Vale had a strong performance in 2011 reflected by all-time high figures for operating revenues (U.S.$60.4 billion), operating income (U.S. $30.1 billion), operating margin (48.5%), cash generation (U.S. $35.3 billion) and net earnings (U.S. $22.9 billion). Shipments of iron ore and pellets peaked, while nickel and copper sales posted their best year since 2008. Despite recent iron ore pricing weakness and supply chain complications, Vale announced an upcoming dividend distribution of $6 billion. Moreover, steel production demands may improve with the recent performance of the auto industry responsible for 66% of steel demand. Based on current EPS projections, I see at least 20% upside in this stock if the global markets cooperate over the next 12 months.
Posco's future is highly dependent on China. As China goes, so goes Posco. The Chinese government recently decided to lower reserve requirements paving the way for future growth. China is a key destination for many Asian exporters, and Saturday's policy statement was expected to boost lending and help shore up economic growth.

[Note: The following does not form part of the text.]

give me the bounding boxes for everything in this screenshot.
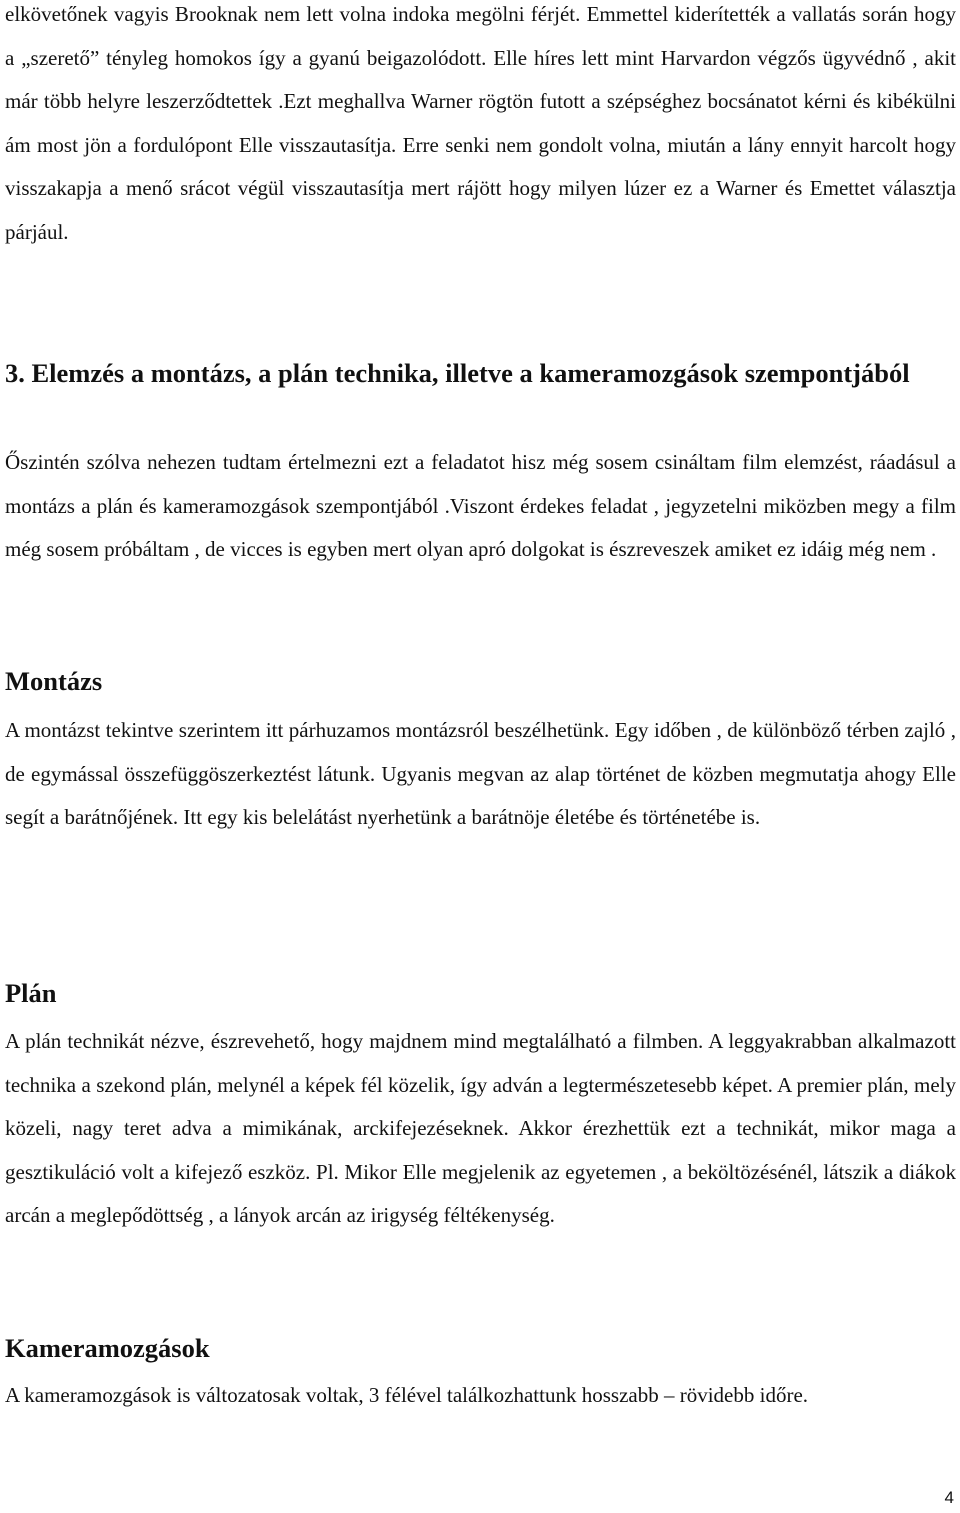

Mark Williams, chief Asia economist at Capital Economics states:
"The PBOC may still be concerned about inflation, but the last thing it wants is to be blamed for keeping policy too tight and causing growth to slow unnecessarily in a leadership-transition year when China still faces the threats of a global slowdown and a property-sector downturn at home."
PKX has been weak based on the lasting macroeconomic issues as of late, but with China taking the necessary steps to coddle economic growth, I see PKX regaining past glory and currently provides an excellent buying opportunity for investors.
General Mills, Inc. (NYSE:GIS)
General Mills is a solid blue chip company. General Mills has a strong balance sheet. As a market leader in its industry, General Mills plans to significantly enhance earnings growth going forward by launching 50 new products in the second half of fiscal 2012. Ad spending will be boosted as well. Couple these developments with lower commodity costs and you have a recipe for profits. General Mills has a strong management team I believe will execute the launch of these products. The organic growth in sales and profits from these endeavors will demand a higher multiple and share price.
The market is due for a correction near term technically. Nevertheless, I see the market churning higher by year's end with these stocks leading the way. Put these five stocks on your watch list; perform your own due diligence and decide for yourself whether to start a position or not based on your own investment criteria and risk tolerance. This article is for information purposes only.